Predictive trace analysis (PTA) detects concurrency faults not recorded in the observed execution order of a nondeterminate concurrent program by producing and analyzing other feasible execution orders of events of the same program from the recorded trace using causal relationships. Existing PTA techniques mostly predict low-level conventional concurrency faults like memory anomalies, data races, and so on using global execution traces. This paper proposes GPredict, which implements PTA in multithreaded Java programs, for predicting various high-level generic concurrency property violations like unsafe iterator traversal along with conventional concurrency faults. GPredict uses only thread-local traces, leading to significant performance improvement over existing techniques.

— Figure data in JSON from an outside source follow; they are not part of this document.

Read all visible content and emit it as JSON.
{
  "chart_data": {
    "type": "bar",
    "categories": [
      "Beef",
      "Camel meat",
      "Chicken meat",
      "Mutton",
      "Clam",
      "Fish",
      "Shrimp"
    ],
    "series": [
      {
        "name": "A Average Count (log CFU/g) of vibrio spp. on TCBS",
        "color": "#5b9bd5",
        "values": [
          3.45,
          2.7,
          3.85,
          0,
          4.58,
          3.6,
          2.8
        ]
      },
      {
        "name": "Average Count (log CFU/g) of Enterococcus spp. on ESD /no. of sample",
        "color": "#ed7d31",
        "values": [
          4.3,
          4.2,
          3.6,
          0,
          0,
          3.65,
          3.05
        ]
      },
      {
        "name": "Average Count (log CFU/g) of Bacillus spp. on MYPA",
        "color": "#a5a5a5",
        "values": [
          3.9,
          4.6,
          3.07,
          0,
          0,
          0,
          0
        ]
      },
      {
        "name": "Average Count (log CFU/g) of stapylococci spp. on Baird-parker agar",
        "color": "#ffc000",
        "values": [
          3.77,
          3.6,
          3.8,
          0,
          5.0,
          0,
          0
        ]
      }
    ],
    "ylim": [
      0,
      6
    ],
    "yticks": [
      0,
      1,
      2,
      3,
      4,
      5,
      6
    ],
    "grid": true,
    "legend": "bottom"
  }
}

GPredict provides a property specification language, extended from monitoring-oriented programming (MOP) [1], to declare property parameters, property event sets (using AspectJ pointcuts), thread attributes, and so on, and to define a property (like “a collectioncannot be modified when being iterated over”) using regular expressions over the declared events and attributes. Property violations are modeled by defining first-order logical constraints over the events. For obtaining other feasible execution sequences of the same program from observed thread-local traces, the authors define a causal model (extending global traces [2]) by modeling first-order logical constraints on critical events (named model events) that determine the causal order like shared data read/writes, thread synchronizations, and so on. GPredict uses the Z3 satisfiable modulo theory (SMT) solver [3] to solve the conjunction of all the constraints and detect “property violations in all the feasible executions captured by the causal model.”
For implementation, “taking the target program (Java bytecode) and the property specification as input, GPredict first adds necessary instrumentation into the program for logging the model events during execution, and uses JavaMOP’s front-end parser to produce a corresponding AspectJ file for the property.” The AspectJ file is weaved into the instrumented bytecode during program execution to emit a trace, upon which GPredict uses an offline analyzer to build required constraints and a SMT solver to detect violations.
The paper is well presented. It will be helpful to developers of multithreaded programs in Java who have prior knowledge of SMT problems, AspectJ, and JavaMOP.